Marc had gone ahead of time and sold our two extra tickets for the previous game.  We found parking right in front of the stadium, but when we got in - the chaos started.  The Phoenix arena is very deceiving - they built this beautiful entrance around a crappy old stadium.  So you walk into an entrance that is slick, shiny and new.  It's airy and spacious, and then you keep walking and you enter what felt like a prison to me - Marc had said, do you want to wait out here for a bit - and there was only 20 minutes before the game, so I said no - let's go in - not realizing what I was entering.  First the noise - the people taking our tickets are followed by others yelling - "No Re-Entry" "No-Re-Entry" my prison metaphor taking on a whole new meaning - and now there is no normal flow of traffic - there are people entering for the MU/Florida game and disappointed fans leaving from the previous game - we only have two seat sections to get to but we are not moving.  Its a hot stale air mosh pit, and my eyes begin darting all over and the noise and commotion are all too much for this fragile nervous system.
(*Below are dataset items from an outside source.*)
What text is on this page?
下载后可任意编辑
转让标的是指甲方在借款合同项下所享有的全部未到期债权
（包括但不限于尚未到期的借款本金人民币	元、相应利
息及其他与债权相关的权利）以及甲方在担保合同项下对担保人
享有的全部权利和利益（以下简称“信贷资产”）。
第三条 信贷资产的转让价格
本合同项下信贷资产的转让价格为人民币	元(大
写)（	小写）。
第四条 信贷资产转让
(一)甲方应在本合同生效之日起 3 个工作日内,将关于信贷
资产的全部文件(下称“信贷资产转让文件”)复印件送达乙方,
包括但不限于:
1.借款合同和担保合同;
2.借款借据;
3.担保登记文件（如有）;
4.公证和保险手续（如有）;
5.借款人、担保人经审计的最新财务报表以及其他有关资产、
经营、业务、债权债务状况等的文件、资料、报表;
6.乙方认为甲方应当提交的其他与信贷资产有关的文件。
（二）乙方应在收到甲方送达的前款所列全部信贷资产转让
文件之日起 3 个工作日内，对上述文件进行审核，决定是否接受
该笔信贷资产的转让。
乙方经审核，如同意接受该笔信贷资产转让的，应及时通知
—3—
When you live such a contained life for so long, this is such a shock to your system.  I'm near tears, and I know I can't leave, and I am just looking at everyone else, thinking "does this only bother me?"  Surrounded by people and feeling completely alone.  Marc gets in line for drinks, and I duck to the nearest gate, walking under the 7 foot cement entrance to the court - and my mind keeps taking it all in - the what ifs...I call my mom, but its too loud to hear, my legs feel weak beneath me and everything is pretty blurry.  We make it to our seats, and as my inner dialogue is raging, a piece of home is sitting right in front of us.  I was hoping we would see our friends there, but with all the MU fans, found it unlikely, and like a gift, there they are - people I know from home.  The ritual of our home stadium is here in Phoenix, and a bit of calmness enters me.
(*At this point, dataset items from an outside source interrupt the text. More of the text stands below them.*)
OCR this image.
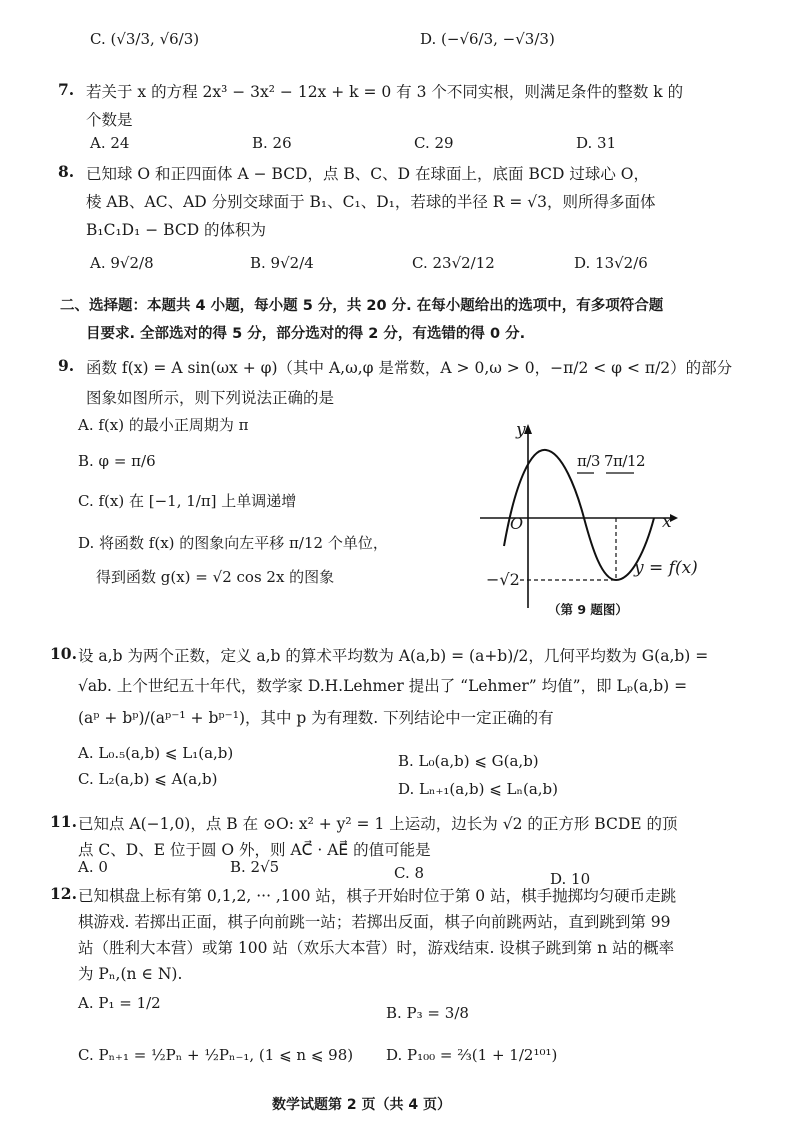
C. (√3/3, √6/3)	D. (−√6/3, −√3/3)
7. 若关于 x 的方程 2x³ − 3x² − 12x + k = 0 有 3 个不同实根，则满足条件的整数 k 的
个数是
A. 24	B. 26	C. 29	D. 31
8. 已知球 O 和正四面体 A − BCD，点 B、C、D 在球面上，底面 BCD 过球心 O，
棱 AB、AC、AD 分别交球面于 B₁、C₁、D₁，若球的半径 R = √3，则所得多面体
B₁C₁D₁ − BCD 的体积为
A. 9√2/8	B. 9√2/4	C. 23√2/12	D. 13√2/6
二、选择题：本题共 4 小题，每小题 5 分，共 20 分. 在每小题给出的选项中，有多项符合题
目要求. 全部选对的得 5 分，部分选对的得 2 分，有选错的得 0 分.
9. 函数 f(x) = A sin(ωx + φ)（其中 A,ω,φ 是常数，A > 0,ω > 0，−π/2 < φ < π/2）的部分
图象如图所示，则下列说法正确的是
A. f(x) 的最小正周期为 π
B. φ = π/6
C. f(x) 在 [−1, 1/π] 上单调递增
D. 将函数 f(x) 的图象向左平移 π/12 个单位，
得到函数 g(x) = √2 cos 2x 的图象
y
x
O
π/3 7π/12
−√2
y = f(x)
（第 9 题图）
10. 设 a,b 为两个正数，定义 a,b 的算术平均数为 A(a,b) = (a+b)/2，几何平均数为 G(a,b) =
√ab. 上个世纪五十年代，数学家 D.H.Lehmer 提出了 “Lehmer” 均值”，即 Lₚ(a,b) =
(aᵖ + bᵖ)/(aᵖ⁻¹ + bᵖ⁻¹)，其中 p 为有理数. 下列结论中一定正确的有
A. L₀.₅(a,b) ⩽ L₁(a,b)	B. L₀(a,b) ⩽ G(a,b)
C. L₂(a,b) ⩽ A(a,b)
D. Lₙ₊₁(a,b) ⩽ Lₙ(a,b)
11. 已知点 A(−1,0)，点 B 在 ⊙O: x² + y² = 1 上运动，边长为 √2 的正方形 BCDE 的顶
点 C、D、E 位于圆 O 外，则 AC⃗ · AE⃗ 的值可能是
A. 0	B. 2√5	C. 8	D. 10
12. 已知棋盘上标有第 0,1,2, ··· ,100 站，棋子开始时位于第 0 站，棋手抛掷均匀硬币走跳
棋游戏. 若掷出正面，棋子向前跳一站；若掷出反面，棋子向前跳两站，直到跳到第 99
站（胜利大本营）或第 100 站（欢乐大本营）时，游戏结束. 设棋子跳到第 n 站的概率
为 Pₙ,(n ∈ N).
A. P₁ = 1/2
B. P₃ = 3/8
C. Pₙ₊₁ = ½Pₙ + ½Pₙ₋₁, (1 ⩽ n ⩽ 98) D. P₁₀₀ = ⅔(1 + 1/2¹⁰¹)
数学试题第 2 页（共 4 页）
We lost the game.  The entire first half I was just focused on the fact that I made it there - and adjusting to the "real world" - the second half I actually was able to enjoy myself - but when we got home I was exhausted.  Much of it do to participating in something out of my comfort zone - I have always hated crowds, but it never before would mean the next day I could barely move out of bed.  But that's what this illness does, mental and physical stresses both have the ability to wipe you out.  Your reserves are gone.  And as I tried to get out of bed the next day - one foot in front of the other - there was no denying the effects of the outing the night before -

I thought about the previous night, watching all the people, wondering what else others were dealing with hidden from view.  Much like the facade on the stadium, smoke and mirrors, all of us have days when we put on a pretty face, smile, interact, we appear healthy and normal but on the inside there is no running from the worn out, tired narrow cement hallways, that are the true reality.

On Saturday, I read this post - by Sue - and it was comforting to be understood.  It's a quick one - take a look - if you read the comment section, there is one in particular - that rings so true, people not understanding the effort you make on a daily basis to be present, to make it to things, etc..something i could so relate to.